- US Dollar Index breaks above 96 in the NA session.
- Sharp fall in T-bond yields helps the pair stay in the green.
- Non-manufacturing PMI from the U.S. comes in slightly below expectations.
The XAU/USD pair slumped to the $1310 area in the European morning and posted modest gains after finding support there.
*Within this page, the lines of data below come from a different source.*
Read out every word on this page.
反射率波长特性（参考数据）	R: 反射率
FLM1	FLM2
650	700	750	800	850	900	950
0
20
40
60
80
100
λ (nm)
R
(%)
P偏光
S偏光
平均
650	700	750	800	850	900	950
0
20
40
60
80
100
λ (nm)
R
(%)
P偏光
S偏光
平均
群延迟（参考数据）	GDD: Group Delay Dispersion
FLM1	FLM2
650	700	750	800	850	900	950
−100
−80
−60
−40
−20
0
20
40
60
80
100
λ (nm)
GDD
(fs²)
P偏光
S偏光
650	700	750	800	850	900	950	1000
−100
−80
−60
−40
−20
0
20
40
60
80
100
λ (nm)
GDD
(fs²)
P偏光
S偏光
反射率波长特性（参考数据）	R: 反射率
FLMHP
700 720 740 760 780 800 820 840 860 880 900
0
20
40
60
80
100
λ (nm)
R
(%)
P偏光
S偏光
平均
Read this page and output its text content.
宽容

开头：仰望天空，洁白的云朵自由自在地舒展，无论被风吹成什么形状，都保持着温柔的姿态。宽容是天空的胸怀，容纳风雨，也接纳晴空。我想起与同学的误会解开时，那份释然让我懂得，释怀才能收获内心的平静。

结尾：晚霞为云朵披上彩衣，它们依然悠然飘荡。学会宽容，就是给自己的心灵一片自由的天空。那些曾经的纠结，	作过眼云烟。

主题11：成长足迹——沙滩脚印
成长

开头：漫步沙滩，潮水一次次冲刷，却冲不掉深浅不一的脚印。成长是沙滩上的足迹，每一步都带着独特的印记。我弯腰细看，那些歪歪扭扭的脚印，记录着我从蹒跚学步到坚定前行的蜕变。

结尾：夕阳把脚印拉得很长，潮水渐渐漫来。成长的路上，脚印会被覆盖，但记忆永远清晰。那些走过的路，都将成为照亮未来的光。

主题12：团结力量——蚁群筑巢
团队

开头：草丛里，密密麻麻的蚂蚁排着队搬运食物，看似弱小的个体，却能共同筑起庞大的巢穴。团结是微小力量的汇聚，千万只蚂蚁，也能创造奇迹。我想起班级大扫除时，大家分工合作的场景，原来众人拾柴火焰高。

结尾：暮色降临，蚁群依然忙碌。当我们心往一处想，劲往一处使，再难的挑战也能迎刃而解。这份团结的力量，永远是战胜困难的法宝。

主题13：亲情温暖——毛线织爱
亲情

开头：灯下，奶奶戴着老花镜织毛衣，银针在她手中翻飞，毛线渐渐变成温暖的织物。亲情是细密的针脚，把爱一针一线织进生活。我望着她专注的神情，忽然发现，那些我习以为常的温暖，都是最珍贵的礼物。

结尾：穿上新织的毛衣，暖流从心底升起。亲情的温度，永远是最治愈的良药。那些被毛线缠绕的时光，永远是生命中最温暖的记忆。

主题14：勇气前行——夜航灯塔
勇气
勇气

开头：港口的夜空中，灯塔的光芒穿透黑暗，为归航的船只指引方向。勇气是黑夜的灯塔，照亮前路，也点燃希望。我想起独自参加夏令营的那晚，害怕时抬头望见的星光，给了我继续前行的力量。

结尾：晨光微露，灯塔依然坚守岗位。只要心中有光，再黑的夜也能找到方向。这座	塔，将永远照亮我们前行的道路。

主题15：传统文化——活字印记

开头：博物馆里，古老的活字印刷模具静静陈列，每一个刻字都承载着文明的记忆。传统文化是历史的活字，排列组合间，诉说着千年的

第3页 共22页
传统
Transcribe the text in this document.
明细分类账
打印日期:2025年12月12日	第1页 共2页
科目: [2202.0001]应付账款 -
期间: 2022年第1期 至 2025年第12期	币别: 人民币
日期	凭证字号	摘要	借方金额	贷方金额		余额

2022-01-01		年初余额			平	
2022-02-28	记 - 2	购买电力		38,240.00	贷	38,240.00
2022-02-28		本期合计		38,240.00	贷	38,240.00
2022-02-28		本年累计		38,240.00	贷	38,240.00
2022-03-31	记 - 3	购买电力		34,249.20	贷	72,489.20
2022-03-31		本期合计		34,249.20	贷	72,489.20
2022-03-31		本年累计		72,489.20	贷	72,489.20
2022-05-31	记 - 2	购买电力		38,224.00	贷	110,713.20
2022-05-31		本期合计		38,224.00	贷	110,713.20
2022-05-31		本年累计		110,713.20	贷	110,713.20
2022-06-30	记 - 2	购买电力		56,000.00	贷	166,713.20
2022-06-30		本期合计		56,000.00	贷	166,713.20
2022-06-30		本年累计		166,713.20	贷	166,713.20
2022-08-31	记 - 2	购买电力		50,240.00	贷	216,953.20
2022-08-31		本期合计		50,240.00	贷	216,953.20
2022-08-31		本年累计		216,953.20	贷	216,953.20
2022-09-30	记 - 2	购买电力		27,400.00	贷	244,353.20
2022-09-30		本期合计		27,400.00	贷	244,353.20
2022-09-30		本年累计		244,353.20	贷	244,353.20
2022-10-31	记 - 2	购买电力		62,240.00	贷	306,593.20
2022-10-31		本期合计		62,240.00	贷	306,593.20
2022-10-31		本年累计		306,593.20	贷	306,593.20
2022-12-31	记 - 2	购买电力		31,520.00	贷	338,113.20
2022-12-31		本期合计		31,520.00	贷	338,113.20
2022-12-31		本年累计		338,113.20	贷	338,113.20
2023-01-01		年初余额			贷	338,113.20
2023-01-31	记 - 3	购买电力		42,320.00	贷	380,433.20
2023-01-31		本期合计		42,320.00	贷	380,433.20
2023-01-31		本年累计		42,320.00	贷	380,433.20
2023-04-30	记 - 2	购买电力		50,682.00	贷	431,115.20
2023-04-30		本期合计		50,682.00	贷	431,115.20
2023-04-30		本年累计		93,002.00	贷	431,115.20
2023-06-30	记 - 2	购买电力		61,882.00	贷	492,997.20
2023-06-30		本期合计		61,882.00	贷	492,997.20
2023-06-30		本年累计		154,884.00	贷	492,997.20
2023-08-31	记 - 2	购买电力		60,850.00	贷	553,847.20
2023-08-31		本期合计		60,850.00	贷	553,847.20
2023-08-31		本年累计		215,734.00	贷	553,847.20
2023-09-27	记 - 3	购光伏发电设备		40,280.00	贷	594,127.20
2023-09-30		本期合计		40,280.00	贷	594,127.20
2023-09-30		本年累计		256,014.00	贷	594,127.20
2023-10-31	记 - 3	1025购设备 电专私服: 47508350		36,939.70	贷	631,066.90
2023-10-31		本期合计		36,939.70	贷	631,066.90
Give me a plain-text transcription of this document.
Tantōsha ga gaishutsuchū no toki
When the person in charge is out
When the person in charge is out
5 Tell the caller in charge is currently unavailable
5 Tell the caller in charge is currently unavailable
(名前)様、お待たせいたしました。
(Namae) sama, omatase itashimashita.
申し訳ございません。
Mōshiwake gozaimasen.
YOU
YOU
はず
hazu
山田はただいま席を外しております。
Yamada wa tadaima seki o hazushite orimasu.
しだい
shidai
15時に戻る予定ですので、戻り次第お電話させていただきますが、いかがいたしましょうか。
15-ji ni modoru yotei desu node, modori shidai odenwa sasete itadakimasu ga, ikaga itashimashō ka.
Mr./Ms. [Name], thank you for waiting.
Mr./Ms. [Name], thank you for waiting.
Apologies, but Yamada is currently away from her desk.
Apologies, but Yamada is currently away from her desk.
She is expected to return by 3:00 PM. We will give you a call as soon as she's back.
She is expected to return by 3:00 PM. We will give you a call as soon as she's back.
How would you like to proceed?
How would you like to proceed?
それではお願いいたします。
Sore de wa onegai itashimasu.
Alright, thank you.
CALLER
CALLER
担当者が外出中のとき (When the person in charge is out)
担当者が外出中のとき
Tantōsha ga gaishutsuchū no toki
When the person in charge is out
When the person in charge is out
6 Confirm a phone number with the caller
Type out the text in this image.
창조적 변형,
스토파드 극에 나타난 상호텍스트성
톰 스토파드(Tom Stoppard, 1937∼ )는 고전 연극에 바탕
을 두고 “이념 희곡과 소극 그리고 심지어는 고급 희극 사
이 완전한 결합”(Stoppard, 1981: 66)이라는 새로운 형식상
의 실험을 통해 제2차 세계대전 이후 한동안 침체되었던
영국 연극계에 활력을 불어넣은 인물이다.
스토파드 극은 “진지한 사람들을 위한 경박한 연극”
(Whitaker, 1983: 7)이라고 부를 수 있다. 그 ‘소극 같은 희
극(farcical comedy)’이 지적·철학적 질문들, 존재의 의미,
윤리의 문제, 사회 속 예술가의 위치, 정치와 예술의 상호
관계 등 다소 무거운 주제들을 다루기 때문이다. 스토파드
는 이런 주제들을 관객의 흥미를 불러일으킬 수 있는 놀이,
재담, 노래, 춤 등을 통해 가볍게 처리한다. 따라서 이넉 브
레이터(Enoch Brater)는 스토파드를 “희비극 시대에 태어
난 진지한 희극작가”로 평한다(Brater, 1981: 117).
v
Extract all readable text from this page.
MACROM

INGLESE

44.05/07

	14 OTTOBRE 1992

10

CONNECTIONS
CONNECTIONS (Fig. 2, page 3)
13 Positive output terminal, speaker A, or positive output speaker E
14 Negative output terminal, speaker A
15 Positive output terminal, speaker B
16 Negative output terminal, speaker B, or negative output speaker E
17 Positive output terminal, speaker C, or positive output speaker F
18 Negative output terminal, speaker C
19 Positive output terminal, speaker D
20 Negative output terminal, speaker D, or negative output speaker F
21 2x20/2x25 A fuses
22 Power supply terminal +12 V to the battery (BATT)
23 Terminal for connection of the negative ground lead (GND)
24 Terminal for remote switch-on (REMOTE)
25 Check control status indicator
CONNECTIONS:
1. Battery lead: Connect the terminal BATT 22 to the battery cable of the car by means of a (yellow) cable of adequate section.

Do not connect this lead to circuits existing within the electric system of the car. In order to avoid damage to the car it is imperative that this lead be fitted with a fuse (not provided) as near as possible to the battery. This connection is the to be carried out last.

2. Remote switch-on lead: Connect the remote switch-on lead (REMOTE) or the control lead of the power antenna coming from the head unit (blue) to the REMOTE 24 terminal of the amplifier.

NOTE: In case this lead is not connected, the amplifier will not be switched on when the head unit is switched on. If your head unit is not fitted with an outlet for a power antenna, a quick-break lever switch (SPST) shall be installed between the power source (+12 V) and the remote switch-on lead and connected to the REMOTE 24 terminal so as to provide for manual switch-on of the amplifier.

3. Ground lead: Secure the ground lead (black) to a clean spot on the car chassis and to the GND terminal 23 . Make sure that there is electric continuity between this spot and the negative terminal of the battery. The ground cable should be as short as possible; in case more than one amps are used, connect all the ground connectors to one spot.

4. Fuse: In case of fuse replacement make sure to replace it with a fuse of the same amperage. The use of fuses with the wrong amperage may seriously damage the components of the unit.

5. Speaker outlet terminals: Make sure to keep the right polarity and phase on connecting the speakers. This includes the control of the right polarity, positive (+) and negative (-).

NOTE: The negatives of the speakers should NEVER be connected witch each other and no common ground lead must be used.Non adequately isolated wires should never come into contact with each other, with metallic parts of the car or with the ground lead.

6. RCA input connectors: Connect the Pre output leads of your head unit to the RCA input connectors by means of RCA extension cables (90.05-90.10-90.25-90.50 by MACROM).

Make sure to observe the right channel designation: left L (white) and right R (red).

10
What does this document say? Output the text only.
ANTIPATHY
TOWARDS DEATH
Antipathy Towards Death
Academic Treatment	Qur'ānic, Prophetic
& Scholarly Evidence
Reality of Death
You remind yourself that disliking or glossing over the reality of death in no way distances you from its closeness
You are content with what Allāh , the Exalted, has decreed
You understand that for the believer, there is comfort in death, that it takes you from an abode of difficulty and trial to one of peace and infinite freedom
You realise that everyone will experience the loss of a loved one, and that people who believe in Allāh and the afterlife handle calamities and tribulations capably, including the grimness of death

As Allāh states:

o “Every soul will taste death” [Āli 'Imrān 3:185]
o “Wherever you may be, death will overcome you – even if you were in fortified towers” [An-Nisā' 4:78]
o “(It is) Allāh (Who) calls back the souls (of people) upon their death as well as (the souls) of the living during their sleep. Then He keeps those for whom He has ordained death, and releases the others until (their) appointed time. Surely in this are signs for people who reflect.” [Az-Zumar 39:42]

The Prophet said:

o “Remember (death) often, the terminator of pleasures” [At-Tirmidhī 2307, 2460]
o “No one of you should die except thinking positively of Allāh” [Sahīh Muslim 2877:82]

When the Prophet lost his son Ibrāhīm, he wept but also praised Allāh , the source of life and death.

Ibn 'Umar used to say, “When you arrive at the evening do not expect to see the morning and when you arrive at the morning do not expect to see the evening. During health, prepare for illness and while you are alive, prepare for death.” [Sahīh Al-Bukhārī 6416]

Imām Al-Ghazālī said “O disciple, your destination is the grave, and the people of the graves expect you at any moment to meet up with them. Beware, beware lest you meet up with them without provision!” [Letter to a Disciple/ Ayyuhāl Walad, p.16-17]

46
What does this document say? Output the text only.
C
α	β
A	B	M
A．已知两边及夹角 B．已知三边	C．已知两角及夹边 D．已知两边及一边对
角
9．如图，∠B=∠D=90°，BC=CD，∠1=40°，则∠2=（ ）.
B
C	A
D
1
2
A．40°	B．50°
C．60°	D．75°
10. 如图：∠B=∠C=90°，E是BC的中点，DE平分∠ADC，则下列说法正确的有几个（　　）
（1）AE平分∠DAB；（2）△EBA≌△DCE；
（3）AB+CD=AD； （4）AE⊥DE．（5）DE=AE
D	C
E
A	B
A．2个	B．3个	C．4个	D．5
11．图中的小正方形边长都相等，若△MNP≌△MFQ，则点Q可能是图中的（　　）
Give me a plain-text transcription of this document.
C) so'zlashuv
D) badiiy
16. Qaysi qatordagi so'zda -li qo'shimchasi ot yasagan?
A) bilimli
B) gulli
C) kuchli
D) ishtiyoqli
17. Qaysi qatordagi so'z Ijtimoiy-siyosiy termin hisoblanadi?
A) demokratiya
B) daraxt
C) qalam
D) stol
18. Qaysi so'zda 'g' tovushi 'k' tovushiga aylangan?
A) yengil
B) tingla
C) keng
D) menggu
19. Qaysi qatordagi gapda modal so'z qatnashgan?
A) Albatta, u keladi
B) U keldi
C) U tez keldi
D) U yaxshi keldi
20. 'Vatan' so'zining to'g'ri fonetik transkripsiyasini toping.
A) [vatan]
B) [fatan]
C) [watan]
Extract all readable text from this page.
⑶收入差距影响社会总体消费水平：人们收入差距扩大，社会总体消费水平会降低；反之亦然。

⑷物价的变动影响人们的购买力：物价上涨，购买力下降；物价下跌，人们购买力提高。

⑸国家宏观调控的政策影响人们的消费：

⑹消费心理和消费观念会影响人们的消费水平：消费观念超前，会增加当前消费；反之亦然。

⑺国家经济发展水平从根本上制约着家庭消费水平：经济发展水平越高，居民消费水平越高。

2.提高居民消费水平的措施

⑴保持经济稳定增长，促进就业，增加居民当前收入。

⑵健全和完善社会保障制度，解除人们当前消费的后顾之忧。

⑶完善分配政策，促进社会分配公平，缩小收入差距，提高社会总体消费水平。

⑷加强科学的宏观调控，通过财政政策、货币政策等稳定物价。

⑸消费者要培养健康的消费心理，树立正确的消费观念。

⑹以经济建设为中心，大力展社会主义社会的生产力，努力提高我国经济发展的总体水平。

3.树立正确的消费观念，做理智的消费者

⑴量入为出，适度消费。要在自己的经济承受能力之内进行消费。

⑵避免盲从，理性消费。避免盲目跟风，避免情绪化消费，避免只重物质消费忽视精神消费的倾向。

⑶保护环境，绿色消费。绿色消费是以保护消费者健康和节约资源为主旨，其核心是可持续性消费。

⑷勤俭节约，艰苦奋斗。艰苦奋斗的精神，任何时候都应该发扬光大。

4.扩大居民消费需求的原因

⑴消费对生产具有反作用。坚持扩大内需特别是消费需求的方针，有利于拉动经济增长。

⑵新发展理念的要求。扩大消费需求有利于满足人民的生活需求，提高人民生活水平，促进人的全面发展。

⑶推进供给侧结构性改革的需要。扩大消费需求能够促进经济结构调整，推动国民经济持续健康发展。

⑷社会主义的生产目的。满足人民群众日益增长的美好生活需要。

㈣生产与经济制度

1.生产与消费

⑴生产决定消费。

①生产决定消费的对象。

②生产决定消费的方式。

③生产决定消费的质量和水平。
Following an upsurge to the $1317 area in the early NA session, the pair lost its traction and was last up 0.25% on the day at $1315.
Despite the decisive rally witnessed in the US Dollar Index, the pair doesn’t have a difficult time staying in the positive territory on Tuesday supported by a sharp fall seen in the 10-year US T-bond yield.
With major European currencies staying under a heavy selling pressure today, the greenback continued to gather strength and the DXY rose to an 11-day high of 96.10. However, the latest ISM Non-Manufacturing and Markit Services PMI falling short of analysts’ estimates, the index erased a small part of its recent advance and was last up 0.22% on the day at 96.05.
- US: Markit Services PMI falls to 54.2 in January from 54.4 in December.
- US: ISM Non-Manufacturing PMI drops to 56.7 in January vs 57.2 expected.
Meanwhile, major equity indexes in the U.S. started the day in the positive territory and pushed higher in the early trade to point to positive market sentiment, which contradicts with the more-than-1% drop in the 10-year T-bond yield.
Technical outlook
Despite today’s modest rise, the CCI indicator on the daily chart moves sideways below the 100 mark, suggesting that buyers are not trying to take control of the price action for the time being. Resistances for the pair could be seen at $1317 (daily high) ahead of $1326 (Jan. 31 high) and $1332 (Apr. 24, 2018, high). On the downside, supports are located at $1308 (Feb. 4 low), $1300/$1299 (psychological level/20-DMA) and $1288 (Jan. 17 low).